Pour la société HemoCue France
______________________________ Monsieur Christian Rocton, Président
Annexes :
Modalités d’organisation de la consultation des salariés ;
Liste des salariés consultés ;
Procès-verbal de la réunion du 17 avril 2025 au cours de laquelle les salariés ont été consultés
Annexe 1 : Modalités de consultation des salariés
En application des article R. 2232-11 et R. 2232-12 du Code du travail, la Société a fixé les modalités de consultation des salariés sur le projet d’accord relatif au forfait jours. Lors d’une communication du 2 avril 2025, la Société a remis aux salariés le texte de l’accord et ses annexes (modalités de consultation des salariés, listes des salariés consultés et projet de procès-verbal de consultation). Les salariés ont été informés qu’une réunion de consultation se déroulerait le 17 avril 2025, dans les locaux de la Société (bureau : 24 cours du Danube 77700 SERRIS) à 10 heures.
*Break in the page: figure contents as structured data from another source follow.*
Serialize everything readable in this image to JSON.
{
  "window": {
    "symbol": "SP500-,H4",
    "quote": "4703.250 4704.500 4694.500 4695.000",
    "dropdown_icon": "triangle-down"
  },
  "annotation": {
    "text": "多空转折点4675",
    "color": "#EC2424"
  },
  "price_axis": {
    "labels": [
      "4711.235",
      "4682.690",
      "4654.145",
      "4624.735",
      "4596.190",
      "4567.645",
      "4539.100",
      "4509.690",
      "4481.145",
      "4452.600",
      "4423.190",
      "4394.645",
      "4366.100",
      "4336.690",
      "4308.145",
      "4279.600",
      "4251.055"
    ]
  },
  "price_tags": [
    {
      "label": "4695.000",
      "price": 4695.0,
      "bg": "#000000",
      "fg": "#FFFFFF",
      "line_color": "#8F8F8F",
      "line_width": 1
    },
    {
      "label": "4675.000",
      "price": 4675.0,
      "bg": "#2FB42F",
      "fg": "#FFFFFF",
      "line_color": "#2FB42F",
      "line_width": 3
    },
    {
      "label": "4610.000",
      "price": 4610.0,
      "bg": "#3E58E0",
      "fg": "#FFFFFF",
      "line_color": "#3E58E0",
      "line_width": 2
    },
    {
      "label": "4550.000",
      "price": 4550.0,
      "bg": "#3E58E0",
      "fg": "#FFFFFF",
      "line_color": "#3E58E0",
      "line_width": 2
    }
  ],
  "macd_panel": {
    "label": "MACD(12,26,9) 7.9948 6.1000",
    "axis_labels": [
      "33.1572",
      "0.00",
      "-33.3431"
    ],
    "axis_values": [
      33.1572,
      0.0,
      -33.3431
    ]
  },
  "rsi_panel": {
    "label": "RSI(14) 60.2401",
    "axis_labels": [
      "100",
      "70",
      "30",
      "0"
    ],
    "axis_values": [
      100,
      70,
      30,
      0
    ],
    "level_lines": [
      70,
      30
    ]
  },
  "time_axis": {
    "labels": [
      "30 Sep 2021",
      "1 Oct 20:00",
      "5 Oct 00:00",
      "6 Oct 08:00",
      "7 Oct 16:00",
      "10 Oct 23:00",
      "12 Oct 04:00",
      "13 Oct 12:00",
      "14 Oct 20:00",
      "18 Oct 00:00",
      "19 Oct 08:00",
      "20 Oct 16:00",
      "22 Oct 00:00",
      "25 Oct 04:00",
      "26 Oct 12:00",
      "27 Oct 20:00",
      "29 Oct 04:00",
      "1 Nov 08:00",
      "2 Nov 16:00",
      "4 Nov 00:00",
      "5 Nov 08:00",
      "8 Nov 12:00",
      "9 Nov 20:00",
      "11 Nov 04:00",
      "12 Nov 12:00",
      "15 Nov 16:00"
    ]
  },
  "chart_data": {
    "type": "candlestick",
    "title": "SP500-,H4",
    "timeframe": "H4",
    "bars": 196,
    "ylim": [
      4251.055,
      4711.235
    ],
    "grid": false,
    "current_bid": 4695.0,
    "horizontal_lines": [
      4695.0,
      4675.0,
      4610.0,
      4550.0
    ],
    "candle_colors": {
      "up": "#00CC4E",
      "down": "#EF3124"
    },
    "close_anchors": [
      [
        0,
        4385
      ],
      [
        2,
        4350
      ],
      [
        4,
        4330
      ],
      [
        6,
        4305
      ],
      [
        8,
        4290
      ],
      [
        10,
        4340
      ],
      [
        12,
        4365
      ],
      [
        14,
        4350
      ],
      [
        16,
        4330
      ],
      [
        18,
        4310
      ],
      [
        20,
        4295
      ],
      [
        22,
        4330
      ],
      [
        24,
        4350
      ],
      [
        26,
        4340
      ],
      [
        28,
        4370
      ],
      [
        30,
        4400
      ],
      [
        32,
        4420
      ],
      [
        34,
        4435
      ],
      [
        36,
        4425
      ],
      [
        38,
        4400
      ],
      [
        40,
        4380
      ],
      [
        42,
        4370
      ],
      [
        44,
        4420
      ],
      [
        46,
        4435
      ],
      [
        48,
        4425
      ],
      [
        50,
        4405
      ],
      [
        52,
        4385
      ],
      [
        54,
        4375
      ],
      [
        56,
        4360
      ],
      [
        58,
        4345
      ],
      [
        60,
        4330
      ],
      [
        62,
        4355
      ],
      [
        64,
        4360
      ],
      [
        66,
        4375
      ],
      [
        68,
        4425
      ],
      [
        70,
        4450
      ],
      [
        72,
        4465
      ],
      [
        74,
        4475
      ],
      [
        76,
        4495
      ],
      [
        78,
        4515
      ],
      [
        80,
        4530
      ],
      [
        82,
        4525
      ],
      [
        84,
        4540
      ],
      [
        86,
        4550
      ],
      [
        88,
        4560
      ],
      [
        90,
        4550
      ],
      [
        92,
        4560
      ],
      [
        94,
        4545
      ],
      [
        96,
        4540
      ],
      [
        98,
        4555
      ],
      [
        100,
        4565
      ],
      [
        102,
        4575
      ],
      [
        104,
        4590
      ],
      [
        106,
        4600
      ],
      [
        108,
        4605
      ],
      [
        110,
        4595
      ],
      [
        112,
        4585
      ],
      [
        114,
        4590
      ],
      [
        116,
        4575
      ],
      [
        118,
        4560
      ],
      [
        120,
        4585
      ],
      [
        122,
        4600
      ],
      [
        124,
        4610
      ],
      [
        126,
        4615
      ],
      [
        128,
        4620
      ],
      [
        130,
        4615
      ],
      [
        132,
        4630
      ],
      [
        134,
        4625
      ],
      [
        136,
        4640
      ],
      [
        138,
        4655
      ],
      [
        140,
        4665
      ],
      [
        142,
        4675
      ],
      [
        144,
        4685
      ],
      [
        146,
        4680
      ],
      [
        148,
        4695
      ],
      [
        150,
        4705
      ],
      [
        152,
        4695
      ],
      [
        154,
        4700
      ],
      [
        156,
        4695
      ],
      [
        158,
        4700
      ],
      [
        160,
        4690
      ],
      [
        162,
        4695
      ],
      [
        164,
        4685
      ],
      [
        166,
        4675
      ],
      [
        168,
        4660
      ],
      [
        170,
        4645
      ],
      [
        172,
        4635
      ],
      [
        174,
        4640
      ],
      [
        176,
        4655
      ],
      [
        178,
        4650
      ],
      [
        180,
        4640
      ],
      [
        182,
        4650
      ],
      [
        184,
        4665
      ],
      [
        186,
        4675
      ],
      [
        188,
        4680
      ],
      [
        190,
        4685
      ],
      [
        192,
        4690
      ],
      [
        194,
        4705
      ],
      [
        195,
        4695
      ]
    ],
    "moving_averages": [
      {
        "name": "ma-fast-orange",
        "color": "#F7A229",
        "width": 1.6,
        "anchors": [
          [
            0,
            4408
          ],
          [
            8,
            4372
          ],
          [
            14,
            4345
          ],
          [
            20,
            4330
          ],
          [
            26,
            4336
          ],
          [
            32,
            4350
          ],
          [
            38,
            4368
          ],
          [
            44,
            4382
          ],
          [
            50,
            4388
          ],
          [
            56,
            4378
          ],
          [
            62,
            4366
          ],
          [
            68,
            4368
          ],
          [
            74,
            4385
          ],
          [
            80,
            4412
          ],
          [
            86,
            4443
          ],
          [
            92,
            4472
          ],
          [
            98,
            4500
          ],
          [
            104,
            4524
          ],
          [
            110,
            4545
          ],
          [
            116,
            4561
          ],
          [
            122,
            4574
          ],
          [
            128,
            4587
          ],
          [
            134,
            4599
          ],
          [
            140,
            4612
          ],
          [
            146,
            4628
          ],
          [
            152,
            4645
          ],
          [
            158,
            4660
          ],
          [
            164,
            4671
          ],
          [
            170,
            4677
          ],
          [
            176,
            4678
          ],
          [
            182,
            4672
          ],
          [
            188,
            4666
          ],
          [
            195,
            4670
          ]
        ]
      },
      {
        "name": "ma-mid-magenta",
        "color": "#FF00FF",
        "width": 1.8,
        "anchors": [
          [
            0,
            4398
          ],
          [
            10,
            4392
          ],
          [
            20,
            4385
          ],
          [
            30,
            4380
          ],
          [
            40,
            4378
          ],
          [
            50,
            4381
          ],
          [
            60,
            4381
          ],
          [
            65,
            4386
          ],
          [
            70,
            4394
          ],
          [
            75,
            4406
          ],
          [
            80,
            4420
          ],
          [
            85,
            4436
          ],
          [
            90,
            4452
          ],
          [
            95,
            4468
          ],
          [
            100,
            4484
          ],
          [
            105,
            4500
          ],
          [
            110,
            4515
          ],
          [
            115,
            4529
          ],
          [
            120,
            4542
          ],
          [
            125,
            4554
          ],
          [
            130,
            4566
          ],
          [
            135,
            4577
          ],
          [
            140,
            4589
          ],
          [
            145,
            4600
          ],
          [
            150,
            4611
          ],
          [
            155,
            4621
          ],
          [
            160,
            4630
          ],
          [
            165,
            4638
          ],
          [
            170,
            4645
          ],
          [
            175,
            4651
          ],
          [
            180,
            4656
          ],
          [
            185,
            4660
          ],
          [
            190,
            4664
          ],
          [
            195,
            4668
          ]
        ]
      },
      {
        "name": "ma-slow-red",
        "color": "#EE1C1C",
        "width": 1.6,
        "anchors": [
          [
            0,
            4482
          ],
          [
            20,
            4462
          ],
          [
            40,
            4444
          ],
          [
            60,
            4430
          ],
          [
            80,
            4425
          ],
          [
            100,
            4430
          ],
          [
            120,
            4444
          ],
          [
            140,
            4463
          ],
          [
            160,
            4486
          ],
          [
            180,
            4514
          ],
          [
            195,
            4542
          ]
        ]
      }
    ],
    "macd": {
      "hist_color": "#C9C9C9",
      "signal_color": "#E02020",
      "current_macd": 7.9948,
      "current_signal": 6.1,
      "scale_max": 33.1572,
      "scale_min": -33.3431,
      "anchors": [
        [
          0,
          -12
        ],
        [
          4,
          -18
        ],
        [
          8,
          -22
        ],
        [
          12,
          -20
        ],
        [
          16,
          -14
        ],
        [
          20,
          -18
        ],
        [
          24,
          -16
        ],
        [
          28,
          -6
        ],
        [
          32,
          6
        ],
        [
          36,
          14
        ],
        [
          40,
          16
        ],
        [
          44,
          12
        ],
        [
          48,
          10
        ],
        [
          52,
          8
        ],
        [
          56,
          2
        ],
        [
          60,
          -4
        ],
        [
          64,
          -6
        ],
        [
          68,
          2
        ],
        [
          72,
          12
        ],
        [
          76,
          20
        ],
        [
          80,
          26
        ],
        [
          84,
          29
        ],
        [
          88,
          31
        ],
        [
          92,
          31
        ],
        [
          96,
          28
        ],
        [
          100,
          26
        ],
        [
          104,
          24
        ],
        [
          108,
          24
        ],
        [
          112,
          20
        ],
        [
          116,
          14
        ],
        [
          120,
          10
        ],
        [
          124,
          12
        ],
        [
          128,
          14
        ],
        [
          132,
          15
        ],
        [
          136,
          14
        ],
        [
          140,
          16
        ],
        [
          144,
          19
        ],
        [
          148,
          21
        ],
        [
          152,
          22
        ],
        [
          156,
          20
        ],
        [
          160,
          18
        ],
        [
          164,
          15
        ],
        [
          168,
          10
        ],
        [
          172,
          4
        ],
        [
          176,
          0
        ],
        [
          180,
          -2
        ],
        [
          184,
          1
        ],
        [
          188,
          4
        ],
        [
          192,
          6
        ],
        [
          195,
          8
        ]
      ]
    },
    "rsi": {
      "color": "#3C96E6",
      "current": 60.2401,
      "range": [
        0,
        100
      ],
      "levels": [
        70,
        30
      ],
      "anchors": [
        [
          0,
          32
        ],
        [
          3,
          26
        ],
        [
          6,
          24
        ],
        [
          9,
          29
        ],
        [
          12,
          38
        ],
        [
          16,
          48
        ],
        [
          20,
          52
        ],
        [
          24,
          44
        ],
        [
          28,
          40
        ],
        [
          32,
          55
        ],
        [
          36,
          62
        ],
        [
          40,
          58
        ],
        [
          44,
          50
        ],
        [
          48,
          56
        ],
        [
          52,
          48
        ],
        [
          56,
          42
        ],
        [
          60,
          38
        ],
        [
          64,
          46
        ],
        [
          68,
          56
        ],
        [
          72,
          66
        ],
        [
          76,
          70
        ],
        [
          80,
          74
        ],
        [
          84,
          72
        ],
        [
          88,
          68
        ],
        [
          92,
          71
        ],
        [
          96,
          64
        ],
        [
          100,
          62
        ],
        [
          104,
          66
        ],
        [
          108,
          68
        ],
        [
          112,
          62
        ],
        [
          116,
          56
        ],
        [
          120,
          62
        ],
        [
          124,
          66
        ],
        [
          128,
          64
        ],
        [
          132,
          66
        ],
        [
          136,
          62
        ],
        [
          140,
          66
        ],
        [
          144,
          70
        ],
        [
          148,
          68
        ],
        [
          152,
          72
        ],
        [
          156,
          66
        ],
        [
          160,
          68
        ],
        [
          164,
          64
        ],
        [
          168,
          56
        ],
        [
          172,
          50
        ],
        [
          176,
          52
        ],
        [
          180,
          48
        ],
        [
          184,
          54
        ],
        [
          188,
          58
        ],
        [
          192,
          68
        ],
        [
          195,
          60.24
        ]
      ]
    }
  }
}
Cette consultation sera supervisée par deux salariés de la Société à savoir le plus jeune et le plus âgé (les « Superviseurs »). Les salariés seront consultés sur la question suivante : « Etes vous favorable à la mise en place du forfait jours au sein de l’entreprise selon les modalités définies par le projet d’accord soumis ? » Ils pourront répondre par « oui » ou « non ». Des bulletins seront à leur disposition pour qu’ils votent de manière confidentielle. Une fois que tous les salariés auront votés, les Superviseurs dépouilleront les votes et donneront le résultat à la Société qui préparera un procès-verbal pour consigner les résultats (modèle en annexe 3).
Annexe 2 : Liste des salariés consultés
Annexe 3 : procès-verbal de la consultation du 17 avril 2025
Lors de la réunion du 17 avril 2025, les salariés de la Société se sont vu remettre un projet d’accord relatif au forfait jours.
Le 17 avril 2025, en application de l’article L. 2232-21 du Code du travail, les salariés ont été consultés sur la question suivante :
« Etes-vous favorable à la mise en place du forfait jours au sein de l’entreprise selon les modalités définies par le projet d’accord soumis ? » Les salariés ont voté de manière confidentielle et il a été procédé au dépouillement de leurs votes :
Bulletins « oui » : ……..
Bulletins « non » : …….
Bulletins nuls : …….
Sur les 13 salariés des deux Sociétés, ….. salariés ont votés en faveur de la mise en place de l’accord relatif au forfait jours.
Les conditions de majorité de l’article L. 2232-22 du Code du travail étant remplies, l’accord relatif au forfait jours a été validé et entrera en vigueur le 1er mai 2025, un exemplaire étant remis au greffe du Conseil de prud’hommes de Meaux
Le présent procès-verbal est affiché dans l’entreprise et sur l’intranet de la Société.